The Massachusetts plan has been the focus of a bitter debate among conservative domestic policy strategists -- pitting the Heritage Foundation, which supports much of it, against the Cato Institute, the Citizens' Council on Health Care (CCHC) and other free-market groups that said the program will impose more government controls, regulations and costs on people and businesses and violate their privacy rights.

"If Governor Romney signs this bill into law, a huge health care bureaucracy will descend on the people of Massachusetts. The 'universal coverage' bill mimics the vehemently opposed 'Hillarycare' legislation," said CCHC President Twila Brase.

"We often seem to believe bigger is better. What Americans do not love is bigger government -- that is unless you listen to Governor Mitt Romney and the Massachusetts legislature," the Council for Affordable Health Insurance said in a broadside attack on the plan.

Other critics pointed to the plan's large bureaucracy, trust funds and health care mandates that they argue will make its implementation inefficient and costly.

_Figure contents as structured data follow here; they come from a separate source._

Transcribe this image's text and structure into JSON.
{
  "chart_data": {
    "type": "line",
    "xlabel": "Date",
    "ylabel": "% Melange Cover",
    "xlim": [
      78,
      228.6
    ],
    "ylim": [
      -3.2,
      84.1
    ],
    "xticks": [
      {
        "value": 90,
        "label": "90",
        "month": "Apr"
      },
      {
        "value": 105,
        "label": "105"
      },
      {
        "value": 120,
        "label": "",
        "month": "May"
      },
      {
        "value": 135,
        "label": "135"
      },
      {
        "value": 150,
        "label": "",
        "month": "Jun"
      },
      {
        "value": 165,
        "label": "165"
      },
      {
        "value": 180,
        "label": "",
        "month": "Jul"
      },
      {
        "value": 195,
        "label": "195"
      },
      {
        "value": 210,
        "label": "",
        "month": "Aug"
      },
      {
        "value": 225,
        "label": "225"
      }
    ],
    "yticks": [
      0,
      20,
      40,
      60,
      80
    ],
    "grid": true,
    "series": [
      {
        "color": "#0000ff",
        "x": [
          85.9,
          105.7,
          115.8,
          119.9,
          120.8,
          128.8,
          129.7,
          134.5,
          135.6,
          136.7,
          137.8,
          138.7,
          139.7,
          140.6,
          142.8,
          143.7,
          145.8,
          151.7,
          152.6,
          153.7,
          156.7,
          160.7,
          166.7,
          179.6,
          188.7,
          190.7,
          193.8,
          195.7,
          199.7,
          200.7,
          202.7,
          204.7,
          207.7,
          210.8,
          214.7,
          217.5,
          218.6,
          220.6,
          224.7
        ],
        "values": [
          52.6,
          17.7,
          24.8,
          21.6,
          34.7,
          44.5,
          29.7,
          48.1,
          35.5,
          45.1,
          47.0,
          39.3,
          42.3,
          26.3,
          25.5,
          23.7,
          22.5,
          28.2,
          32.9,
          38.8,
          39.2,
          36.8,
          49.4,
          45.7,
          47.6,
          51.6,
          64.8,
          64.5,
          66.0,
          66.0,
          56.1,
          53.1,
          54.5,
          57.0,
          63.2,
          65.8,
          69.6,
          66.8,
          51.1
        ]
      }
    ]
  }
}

"It is loaded with individual mandates that have driven up the costs of health insurance in the first place. The numbers don't add up. The plan is going to be much more expensive" than its proponents have acknowledged, said Grace-Marie Turner, president and founder of the Galen Institute, which supports a free-market health system.

But Bob Moffit, Heritage's chief health care strategist, who has helped to create key parts of the plan, says the conservative think tank supports the bill's insurance reforms as an expansion of choice among employees no longer tied to their employer's policies.

"We are behind the insurance market reforms. We don't like the employer mandate parts, and we are not happy they did not deregulate the health insurance system in Massachusetts as much as we would like," Mr. Moffit said yesterday.

"What this plan does is replace the existing insurance market rules with a new market where individuals and families can buy health insurance and employers can define contributions. You pick what's good for you, and the employer makes a contribution to the plan of your choice," he said.

Mr. Moffit said the plan has triggered heated debate among conservative think tanks, but he denied it resembled Mrs. Clinton's plan.

"Read the bill. Hillary had a comprehensive standard benefits package, premium caps and price controls," he said. "There is division among conservatives. But there is a need for people to recognize that you are going to have to have trade-offs. This is Massachusetts where Democrats have a five-to-one advantage in the legislature."

"Will it work? I'm optimistic, but time will tell. A great deal will depend on the people who implement the program," Mr. Romney said Tuesday in a Wall Street Journal article.